Il calcio non rientra negli sport per i quali la DDR, la Germania Est, ha programmato di stupire il mondo, non rientra in quegli sport dove il blocco sovietico ha deciso che la propaganda è molto importante e bisogna far vedere al mondo intero l’efficienza del sistema comunista. Pertanto il calcio è lasciato un po’ ai margini in tale contesto, ad una sana improvvisazione, la partita si gioca ma si può dire che non vive il classico clima della guerra fredda, è una formalità che la squadra del blocco occidentale (che dopo, non a caso vincerà il titolo mondiale) si appresta ad espletare con poco clamore. Ma il clamore fra due nazioni simili è inevitabile perché qui ci sono i cugini sfigati, quelli comunisti che non possono scappare dalla DDR contro i cugini ricchi che in pochi anni si sono rimessi in modo splendido dalle ferite della guerra, interpretano il sistema capitalista alla grande e stanno facendo vedere al resto del mondo con che efficienza funziona questo sistema. Accade che al 77° minuto di quell’incontro particolare tale Jurghen Sparwasser mezz’ala della DDR segni un bel gol e quel gol è forse uno dei momenti più importanti della storia dello sport di tutti i tempi. C’è uno stadio quasi tutto muto a vedere quel gol, i tedeschi dell’Est sono si e no la decima parte di quelli dell’Ovest in quello stadio, si gioca ad Amburgo. E però quei pochi impazziscono come impazziscono i giocatori in campo in un tripudio incontenibile come impazzisce una intera nazione davanti alla televisione a vedere quella partita che doveva contare poco.
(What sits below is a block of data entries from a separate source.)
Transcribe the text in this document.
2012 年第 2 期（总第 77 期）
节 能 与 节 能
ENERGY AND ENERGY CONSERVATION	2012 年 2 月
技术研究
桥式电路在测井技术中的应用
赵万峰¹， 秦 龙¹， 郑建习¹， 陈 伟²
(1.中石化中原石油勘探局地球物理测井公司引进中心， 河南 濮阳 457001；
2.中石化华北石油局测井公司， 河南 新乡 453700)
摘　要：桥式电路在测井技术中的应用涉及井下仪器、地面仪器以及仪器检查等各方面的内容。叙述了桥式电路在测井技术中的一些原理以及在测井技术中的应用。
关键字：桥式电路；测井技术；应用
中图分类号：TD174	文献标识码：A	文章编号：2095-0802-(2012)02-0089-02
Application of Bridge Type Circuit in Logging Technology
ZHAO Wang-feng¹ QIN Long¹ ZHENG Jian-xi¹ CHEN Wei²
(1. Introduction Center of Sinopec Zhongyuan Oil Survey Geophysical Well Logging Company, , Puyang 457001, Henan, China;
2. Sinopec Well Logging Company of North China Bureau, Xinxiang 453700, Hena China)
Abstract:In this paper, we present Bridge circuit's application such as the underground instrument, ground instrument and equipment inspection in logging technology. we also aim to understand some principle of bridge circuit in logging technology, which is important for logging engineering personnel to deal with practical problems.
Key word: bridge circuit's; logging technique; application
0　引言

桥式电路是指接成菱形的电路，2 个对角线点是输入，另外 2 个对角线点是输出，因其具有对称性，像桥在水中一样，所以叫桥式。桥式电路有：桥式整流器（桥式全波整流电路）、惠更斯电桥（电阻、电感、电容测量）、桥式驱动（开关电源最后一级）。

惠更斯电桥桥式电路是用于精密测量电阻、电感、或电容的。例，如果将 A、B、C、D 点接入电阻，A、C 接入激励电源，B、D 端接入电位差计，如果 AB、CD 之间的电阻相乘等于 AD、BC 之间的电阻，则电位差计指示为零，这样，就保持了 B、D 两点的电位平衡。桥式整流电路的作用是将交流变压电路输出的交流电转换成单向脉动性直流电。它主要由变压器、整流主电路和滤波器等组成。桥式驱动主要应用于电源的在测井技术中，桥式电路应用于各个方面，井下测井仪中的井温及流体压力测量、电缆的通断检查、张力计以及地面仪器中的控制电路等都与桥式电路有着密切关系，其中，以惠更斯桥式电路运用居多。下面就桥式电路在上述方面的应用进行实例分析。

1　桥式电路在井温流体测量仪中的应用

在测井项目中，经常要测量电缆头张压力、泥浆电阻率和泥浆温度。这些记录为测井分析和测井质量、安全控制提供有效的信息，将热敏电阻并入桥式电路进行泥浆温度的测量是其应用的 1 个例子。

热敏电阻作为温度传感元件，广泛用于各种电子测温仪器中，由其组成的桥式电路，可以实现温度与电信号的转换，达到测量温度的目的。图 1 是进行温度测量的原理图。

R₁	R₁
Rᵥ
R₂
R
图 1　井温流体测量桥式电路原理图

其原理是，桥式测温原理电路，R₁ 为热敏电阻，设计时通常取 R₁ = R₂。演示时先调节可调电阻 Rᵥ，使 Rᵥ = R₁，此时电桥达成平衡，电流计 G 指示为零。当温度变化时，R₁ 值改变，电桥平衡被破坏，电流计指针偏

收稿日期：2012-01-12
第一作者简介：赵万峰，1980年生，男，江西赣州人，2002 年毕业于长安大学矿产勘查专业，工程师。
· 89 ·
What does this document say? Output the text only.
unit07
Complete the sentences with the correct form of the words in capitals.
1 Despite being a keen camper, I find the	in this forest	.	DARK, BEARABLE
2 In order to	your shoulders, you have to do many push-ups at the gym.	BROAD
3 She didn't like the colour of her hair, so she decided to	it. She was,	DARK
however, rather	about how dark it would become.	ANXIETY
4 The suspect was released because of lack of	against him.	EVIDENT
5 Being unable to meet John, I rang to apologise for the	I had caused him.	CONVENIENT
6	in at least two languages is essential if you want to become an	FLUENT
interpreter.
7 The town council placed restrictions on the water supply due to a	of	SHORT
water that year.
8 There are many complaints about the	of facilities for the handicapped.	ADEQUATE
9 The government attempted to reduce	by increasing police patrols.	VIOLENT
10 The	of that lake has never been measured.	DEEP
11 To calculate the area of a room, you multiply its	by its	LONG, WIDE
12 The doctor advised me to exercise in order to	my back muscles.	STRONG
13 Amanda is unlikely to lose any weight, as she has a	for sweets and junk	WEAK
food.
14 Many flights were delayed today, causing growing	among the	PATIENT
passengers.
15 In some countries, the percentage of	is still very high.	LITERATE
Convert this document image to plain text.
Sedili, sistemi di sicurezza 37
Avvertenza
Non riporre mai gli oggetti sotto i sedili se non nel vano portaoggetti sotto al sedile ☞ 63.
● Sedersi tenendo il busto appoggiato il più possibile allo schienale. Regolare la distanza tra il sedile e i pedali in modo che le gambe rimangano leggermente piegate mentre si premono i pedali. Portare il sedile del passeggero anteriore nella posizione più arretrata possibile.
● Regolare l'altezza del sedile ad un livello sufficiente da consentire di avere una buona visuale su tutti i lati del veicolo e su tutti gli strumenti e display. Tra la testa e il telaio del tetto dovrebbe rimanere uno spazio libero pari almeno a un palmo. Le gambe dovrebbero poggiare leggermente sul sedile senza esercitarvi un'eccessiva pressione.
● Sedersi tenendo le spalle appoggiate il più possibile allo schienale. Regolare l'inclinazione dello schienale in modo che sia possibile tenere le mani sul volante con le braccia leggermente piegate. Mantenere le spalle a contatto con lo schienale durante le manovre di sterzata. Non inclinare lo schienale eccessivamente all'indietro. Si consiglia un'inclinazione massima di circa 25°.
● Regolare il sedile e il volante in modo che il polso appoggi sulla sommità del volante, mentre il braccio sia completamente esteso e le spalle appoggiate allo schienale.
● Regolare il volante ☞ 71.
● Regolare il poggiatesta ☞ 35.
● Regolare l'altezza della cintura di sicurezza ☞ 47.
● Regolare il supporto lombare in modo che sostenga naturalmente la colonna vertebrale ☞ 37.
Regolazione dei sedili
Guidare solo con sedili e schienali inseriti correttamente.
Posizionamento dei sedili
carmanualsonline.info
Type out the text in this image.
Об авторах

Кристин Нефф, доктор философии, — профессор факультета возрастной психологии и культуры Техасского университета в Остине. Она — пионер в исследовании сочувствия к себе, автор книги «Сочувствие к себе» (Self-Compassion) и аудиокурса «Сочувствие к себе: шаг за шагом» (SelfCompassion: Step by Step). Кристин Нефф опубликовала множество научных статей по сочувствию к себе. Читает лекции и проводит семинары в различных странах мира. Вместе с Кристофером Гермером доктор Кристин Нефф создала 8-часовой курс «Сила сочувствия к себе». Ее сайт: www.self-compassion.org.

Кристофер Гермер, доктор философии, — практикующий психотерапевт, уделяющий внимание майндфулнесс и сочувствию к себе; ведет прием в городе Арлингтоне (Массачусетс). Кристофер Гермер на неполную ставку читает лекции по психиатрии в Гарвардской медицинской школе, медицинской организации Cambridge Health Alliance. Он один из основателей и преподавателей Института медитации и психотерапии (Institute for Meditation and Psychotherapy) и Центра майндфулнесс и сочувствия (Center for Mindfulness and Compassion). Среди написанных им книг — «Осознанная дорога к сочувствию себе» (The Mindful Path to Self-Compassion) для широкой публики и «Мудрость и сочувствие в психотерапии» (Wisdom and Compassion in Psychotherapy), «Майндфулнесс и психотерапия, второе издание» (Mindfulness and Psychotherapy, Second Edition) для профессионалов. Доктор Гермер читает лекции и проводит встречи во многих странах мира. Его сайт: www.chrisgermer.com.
Quel gol è il simbolo di un riscatto sociale, anni di oppressione che si riscattano in un gol e qualcuno potrebbe dire che tutto doveva confluire in quel gol. Perché è esistita una DDR che ha commesso errori storici clamorosi e che ha fallito clamorosamente un piano sociale che doveva portare a ben altri obiettivi? Perché doveva arrivare quel gol. E’ chiaro che questa è pura follia e non potrà mai esistere un gol che riscatta un popolo ma se nelle disgrazie emergono anche i momenti di gioia profonda in quella oppressione epocale quel goal è un bagliore accecante che ha scosso i sentimenti di una intera nazione.

Lo sport ha di queste magie e si trovano ancor più nei campi di periferia che negli incontri che vanno in televisione. Trattando di un qualcosa che la televisione ha avuto il merito di trasmettere a tutto il mondo il gol di Sparwasser è quell’imprevisto che si concretizza in una situazione più unica che rara.

E’ successo quasi 48 anni fa e mi va di raccontarne stasera che è una triste serata di televisione e politica autoreferenziali. Mi consolo con vicende dello sport di 48 anni fa, si vive anche di ricordi.